Malaysians will be looking forward to a more lasting impact than the crunch of glove on jaw when world heavyweight boxing champion Muhammad Ali meets s British Challenger, Joe Bugner, in Kuala Lumpur on Tuesday (1 July).
SV Flags PAN DOWN TO Mosque
CU Roof of mosque
SV Girls strolling in park
SV Street scene
GV & CU Posters advertising fight (4 shots)
SV INT. Bugner training as supporters and newsmen watch (4 shots)
GV ZOOM IN TO CU Bugner speaking:
SV Ali at party with Moslem leaders (2 shots)
SV Ali embracing former Malaysian Premier Tunku Abdul Rahman as newsmen look on (3 shots)
TRANSCRIPT: "No but ... let me see now .. we should stop ... I shall most probably loosen off on Monday. I shall still do a few rounds of loosening off on Monday, and go for a nice walk Tuesday morning. In other words, to revitalise the body with the adrenalin, because I mean, if you crawl out of bed and you go straight into a ring, all the adrenalin's still sleeping. So I've got to shake the damn things up because, you know they sleep as well, so I mean, I'm going for this long walk to revitalise the body."
This film is serviced with an interview with Joe Bugner.
REPORTER: JOE BUGNER
Script is copyright Reuters Limited. All rights reserved
Background: Malaysians will be looking forward to a more lasting impact than the crunch of glove on jaw when world heavyweight boxing champion Muhammad Ali meets s British Challenger, Joe Bugner, in Kuala Lumpur on Tuesday (1 July).
A boost in the country's international standing, its tourism and its sport is likely to follow ... if everything goes well.
The immediate impact of the fight is clear from the moment the visitor arrives in the capital. Stickers advertising the fight are everywhere.
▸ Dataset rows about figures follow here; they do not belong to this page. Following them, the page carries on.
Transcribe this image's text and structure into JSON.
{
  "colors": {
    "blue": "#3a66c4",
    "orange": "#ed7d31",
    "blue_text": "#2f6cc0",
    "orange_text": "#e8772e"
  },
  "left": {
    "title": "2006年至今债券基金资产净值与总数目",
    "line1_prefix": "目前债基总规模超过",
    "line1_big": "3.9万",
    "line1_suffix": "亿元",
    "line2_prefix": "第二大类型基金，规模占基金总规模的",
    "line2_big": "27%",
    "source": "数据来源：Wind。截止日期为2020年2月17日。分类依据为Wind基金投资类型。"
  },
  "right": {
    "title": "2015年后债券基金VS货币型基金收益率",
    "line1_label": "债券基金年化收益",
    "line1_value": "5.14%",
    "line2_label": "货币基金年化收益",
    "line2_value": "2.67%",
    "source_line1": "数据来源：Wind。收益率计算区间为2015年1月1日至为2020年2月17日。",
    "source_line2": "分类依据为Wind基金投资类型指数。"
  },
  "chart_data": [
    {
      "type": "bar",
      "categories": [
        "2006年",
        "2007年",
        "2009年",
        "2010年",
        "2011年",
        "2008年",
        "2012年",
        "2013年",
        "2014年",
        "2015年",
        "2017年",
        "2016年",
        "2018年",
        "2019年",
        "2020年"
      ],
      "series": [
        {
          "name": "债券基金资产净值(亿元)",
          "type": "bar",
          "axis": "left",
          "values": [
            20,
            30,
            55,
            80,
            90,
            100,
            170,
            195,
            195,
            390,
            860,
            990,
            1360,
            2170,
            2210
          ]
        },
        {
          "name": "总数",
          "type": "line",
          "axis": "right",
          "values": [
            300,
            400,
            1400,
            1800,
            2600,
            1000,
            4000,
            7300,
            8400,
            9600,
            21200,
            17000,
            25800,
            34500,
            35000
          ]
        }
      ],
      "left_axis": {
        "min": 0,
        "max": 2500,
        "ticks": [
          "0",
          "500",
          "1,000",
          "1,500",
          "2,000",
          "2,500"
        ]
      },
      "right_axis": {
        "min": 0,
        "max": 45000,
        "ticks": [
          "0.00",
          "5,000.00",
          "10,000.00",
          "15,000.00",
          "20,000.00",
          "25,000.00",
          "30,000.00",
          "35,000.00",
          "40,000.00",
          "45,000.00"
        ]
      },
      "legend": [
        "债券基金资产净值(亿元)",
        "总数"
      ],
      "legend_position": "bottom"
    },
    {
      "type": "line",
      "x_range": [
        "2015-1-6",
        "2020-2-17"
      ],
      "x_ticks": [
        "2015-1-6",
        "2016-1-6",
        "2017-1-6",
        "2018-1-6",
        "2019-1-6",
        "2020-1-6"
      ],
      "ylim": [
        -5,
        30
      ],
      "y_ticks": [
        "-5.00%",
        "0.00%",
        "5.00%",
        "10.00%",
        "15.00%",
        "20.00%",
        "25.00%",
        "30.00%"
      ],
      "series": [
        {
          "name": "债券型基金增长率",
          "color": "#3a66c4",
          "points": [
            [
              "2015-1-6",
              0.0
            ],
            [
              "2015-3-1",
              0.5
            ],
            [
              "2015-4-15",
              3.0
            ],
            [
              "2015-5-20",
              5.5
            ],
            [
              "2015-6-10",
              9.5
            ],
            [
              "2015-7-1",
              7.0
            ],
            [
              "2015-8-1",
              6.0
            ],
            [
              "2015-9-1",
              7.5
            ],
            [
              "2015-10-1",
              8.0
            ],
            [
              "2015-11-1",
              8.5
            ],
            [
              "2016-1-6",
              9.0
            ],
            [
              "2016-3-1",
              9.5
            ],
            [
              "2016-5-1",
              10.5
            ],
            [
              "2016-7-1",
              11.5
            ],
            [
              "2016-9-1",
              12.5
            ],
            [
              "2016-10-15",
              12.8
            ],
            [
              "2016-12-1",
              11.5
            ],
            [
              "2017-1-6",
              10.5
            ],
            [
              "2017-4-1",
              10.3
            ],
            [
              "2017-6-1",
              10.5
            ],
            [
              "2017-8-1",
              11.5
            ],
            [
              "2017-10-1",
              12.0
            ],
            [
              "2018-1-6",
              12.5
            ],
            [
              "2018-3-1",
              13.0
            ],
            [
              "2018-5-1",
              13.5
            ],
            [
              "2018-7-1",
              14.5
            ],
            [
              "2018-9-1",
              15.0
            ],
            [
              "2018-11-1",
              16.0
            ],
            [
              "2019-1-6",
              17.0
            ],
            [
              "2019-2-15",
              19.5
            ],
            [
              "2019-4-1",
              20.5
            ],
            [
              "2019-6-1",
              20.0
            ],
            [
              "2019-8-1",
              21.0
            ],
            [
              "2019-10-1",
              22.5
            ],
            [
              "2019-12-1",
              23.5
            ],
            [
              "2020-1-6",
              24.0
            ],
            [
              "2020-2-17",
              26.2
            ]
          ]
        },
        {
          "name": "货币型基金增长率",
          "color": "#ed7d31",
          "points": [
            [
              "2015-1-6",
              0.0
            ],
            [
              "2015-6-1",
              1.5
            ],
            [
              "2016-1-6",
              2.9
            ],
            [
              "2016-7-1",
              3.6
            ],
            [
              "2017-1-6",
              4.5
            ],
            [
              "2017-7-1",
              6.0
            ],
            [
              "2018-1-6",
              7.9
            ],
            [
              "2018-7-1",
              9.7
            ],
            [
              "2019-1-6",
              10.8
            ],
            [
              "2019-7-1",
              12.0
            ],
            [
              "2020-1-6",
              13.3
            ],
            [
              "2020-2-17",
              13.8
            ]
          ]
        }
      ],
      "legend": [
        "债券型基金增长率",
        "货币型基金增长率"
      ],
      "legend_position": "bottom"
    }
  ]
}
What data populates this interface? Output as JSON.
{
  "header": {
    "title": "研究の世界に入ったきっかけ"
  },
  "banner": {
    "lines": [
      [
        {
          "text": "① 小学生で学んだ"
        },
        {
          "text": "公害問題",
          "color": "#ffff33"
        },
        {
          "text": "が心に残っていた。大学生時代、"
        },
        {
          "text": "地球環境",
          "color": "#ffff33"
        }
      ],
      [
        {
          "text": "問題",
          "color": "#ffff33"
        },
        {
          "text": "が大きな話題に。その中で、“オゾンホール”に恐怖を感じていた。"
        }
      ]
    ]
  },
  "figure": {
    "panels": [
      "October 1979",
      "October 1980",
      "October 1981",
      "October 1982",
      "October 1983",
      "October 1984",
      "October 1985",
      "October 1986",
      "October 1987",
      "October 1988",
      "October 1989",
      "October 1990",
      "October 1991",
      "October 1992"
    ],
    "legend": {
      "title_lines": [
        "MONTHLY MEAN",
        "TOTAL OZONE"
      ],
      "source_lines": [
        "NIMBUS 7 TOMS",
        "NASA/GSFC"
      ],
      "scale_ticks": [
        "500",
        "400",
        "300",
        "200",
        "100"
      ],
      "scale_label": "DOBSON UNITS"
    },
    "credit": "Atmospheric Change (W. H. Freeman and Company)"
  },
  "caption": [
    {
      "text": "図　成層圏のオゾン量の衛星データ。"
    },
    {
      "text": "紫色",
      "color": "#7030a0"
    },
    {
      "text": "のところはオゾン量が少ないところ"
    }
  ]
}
Bugner goes into the fight against long odds. Apart from the evidence that Ali is in prime shape and can punch and move a lot harder and faster, Bugner also faces the depressing fact of history that it is 78 years since anyone from the British Isles has been crowned heavy-weight champion.
But Bugner goes into the fight with a confidence he has not shown before. He has eased up on his training, and appears relaxed and at ease.
Ali has made much of the fact that he is a Moslem convert in an Islamic state, and at one point said Bugner would be fighting Allah.
Malaysian political and religious leaders have made much of the fact that Ali is a Moslem, and they have already held a big reception in his honour. Guests included the former Prime Minster, Tunku Abdul Rahman.
Ali claims this will be his last fight, although he adds that he will only make a formal announcement about retiring just before he enters the ring.